Whether you are a reader or a writer here on SOFREP — some of us are both — you probably have a list of your favorite “war books.”  You know the ones; they are those books that are seminal works on the art of war, on the warrior culture, and on the history of battles, military campaigns, and world wars.  The shelves are filled with volumes of these martial tomes, and there is not enough time in the day to read all of the ones you wish.  Such is life.

In addition to the stand-out, and obvious, classics on the warrior culture, there are also those books out there (in this case, all fiction books) that are unintentionally about war, or the warrior ethos.  You might be thinking, “What the hell does that mean?”  I am glad you asked.  Allow me to explain.

Some great works of literature — as well as movies, songs, plays, etc — might not be intentional artistic renderings of the warrior ethos are, nevertheless, just that.  They are literary works of art that describe what it means to be a professional soldier, or to live a warrior’s life, or to serve alongside your fellow man, as brothers, in the field of combat.  While some do take place in a martial setting — such as “The Afghan Campaign,” for example — they did not necessarily set out out to be books on the warrior ethos.  They might have just set out to be fiction books, meant to entertain.  They became much more, though.

Somewhere along the way, the authors of these particular books — all English-language, because I speak primarily English, and am lazy — tapped into a vein of truth, and drew forth through the catheter of their craft some undeniable truths about what it means to be a warrior.

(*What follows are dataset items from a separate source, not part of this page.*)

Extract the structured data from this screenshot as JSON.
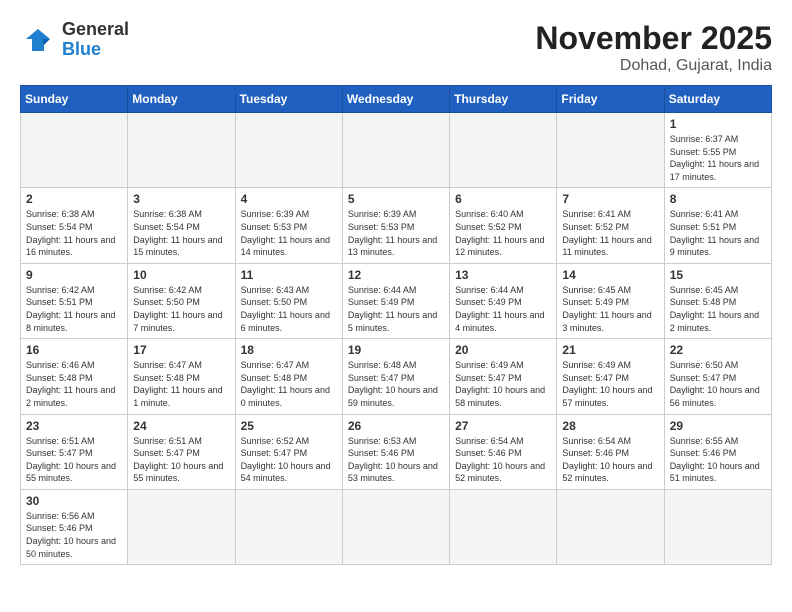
{
  "header": {
    "logo_general": "General",
    "logo_blue": "Blue",
    "month_title": "November 2025",
    "location": "Dohad, Gujarat, India"
  },
  "weekdays": [
    "Sunday",
    "Monday",
    "Tuesday",
    "Wednesday",
    "Thursday",
    "Friday",
    "Saturday"
  ],
  "days": {
    "1": {
      "sunrise": "6:37 AM",
      "sunset": "5:55 PM",
      "daylight": "11 hours and 17 minutes."
    },
    "2": {
      "sunrise": "6:38 AM",
      "sunset": "5:54 PM",
      "daylight": "11 hours and 16 minutes."
    },
    "3": {
      "sunrise": "6:38 AM",
      "sunset": "5:54 PM",
      "daylight": "11 hours and 15 minutes."
    },
    "4": {
      "sunrise": "6:39 AM",
      "sunset": "5:53 PM",
      "daylight": "11 hours and 14 minutes."
    },
    "5": {
      "sunrise": "6:39 AM",
      "sunset": "5:53 PM",
      "daylight": "11 hours and 13 minutes."
    },
    "6": {
      "sunrise": "6:40 AM",
      "sunset": "5:52 PM",
      "daylight": "11 hours and 12 minutes."
    },
    "7": {
      "sunrise": "6:41 AM",
      "sunset": "5:52 PM",
      "daylight": "11 hours and 11 minutes."
    },
    "8": {
      "sunrise": "6:41 AM",
      "sunset": "5:51 PM",
      "daylight": "11 hours and 9 minutes."
    },
    "9": {
      "sunrise": "6:42 AM",
      "sunset": "5:51 PM",
      "daylight": "11 hours and 8 minutes."
    },
    "10": {
      "sunrise": "6:42 AM",
      "sunset": "5:50 PM",
      "daylight": "11 hours and 7 minutes."
    },
    "11": {
      "sunrise": "6:43 AM",
      "sunset": "5:50 PM",
      "daylight": "11 hours and 6 minutes."
    },
    "12": {
      "sunrise": "6:44 AM",
      "sunset": "5:49 PM",
      "daylight": "11 hours and 5 minutes."
    },
    "13": {
      "sunrise": "6:44 AM",
      "sunset": "5:49 PM",
      "daylight": "11 hours and 4 minutes."
    },
    "14": {
      "sunrise": "6:45 AM",
      "sunset": "5:49 PM",
      "daylight": "11 hours and 3 minutes."
    },
    "15": {
      "sunrise": "6:45 AM",
      "sunset": "5:48 PM",
      "daylight": "11 hours and 2 minutes."
    },
    "16": {
      "sunrise": "6:46 AM",
      "sunset": "5:48 PM",
      "daylight": "11 hours and 2 minutes."
    },
    "17": {
      "sunrise": "6:47 AM",
      "sunset": "5:48 PM",
      "daylight": "11 hours and 1 minute."
    },
    "18": {
      "sunrise": "6:47 AM",
      "sunset": "5:48 PM",
      "daylight": "11 hours and 0 minutes."
    },
    "19": {
      "sunrise": "6:48 AM",
      "sunset": "5:47 PM",
      "daylight": "10 hours and 59 minutes."
    },
    "20": {
      "sunrise": "6:49 AM",
      "sunset": "5:47 PM",
      "daylight": "10 hours and 58 minutes."
    },
    "21": {
      "sunrise": "6:49 AM",
      "sunset": "5:47 PM",
      "daylight": "10 hours and 57 minutes."
    },
    "22": {
      "sunrise": "6:50 AM",
      "sunset": "5:47 PM",
      "daylight": "10 hours and 56 minutes."
    },
    "23": {
      "sunrise": "6:51 AM",
      "sunset": "5:47 PM",
      "daylight": "10 hours and 55 minutes."
    },
    "24": {
      "sunrise": "6:51 AM",
      "sunset": "5:47 PM",
      "daylight": "10 hours and 55 minutes."
    },
    "25": {
      "sunrise": "6:52 AM",
      "sunset": "5:47 PM",
      "daylight": "10 hours and 54 minutes."
    },
    "26": {
      "sunrise": "6:53 AM",
      "sunset": "5:46 PM",
      "daylight": "10 hours and 53 minutes."
    },
    "27": {
      "sunrise": "6:54 AM",
      "sunset": "5:46 PM",
      "daylight": "10 hours and 52 minutes."
    },
    "28": {
      "sunrise": "6:54 AM",
      "sunset": "5:46 PM",
      "daylight": "10 hours and 52 minutes."
    },
    "29": {
      "sunrise": "6:55 AM",
      "sunset": "5:46 PM",
      "daylight": "10 hours and 51 minutes."
    },
    "30": {
      "sunrise": "6:56 AM",
      "sunset": "5:46 PM",
      "daylight": "10 hours and 50 minutes."
    }
  }
}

They might have pulled out of an apocalyptic tale about a father and son the fundamental reason why men fight and die, as Cormac McCarthy did, in “The Road.”  They might have come across the true nature of the brotherhood of an elite, like Tom Wolfe did in “The Right Stuff.”  Or, maybe they discovered what it means to wage a months or years-long campaign, and how that shapes the common soldier, as Steven Pressfield did in “The Afghan Campaign,” and Larry McMurtry accomplished in “Lonesome Dove.”  Finally, maybe they just happened into describing the warrior ethos of never quitting and never leaving a man behind, as Andy Weir did in “The Martian.”

Whether they intended these books to be reflections on the warrior ethos, or simply inadvertently made them so as they sought to describe deeper human truths, is really of no concern.  Intentional or not, these five books go a long way in painting a picture of the warrior’s mind, spirit, and attitude.  If you want to begin to understand what it means to embody that warrior ethos, and experience what it means in war and beyond, then these books are a good place to start.  Happy reading.

The Right Stuff, by Tom Wolfe.  This 1979 book, and winner of the National Book Award for Nonfiction, is ostensibly about the first men chosen to be Project Mercury astronauts for NASA.  Among them was the American Titan, John Glenn, thus making this a fitting book with which to start our list.  “The Right Stuff” is much more than a recounting of the lives of these men, though.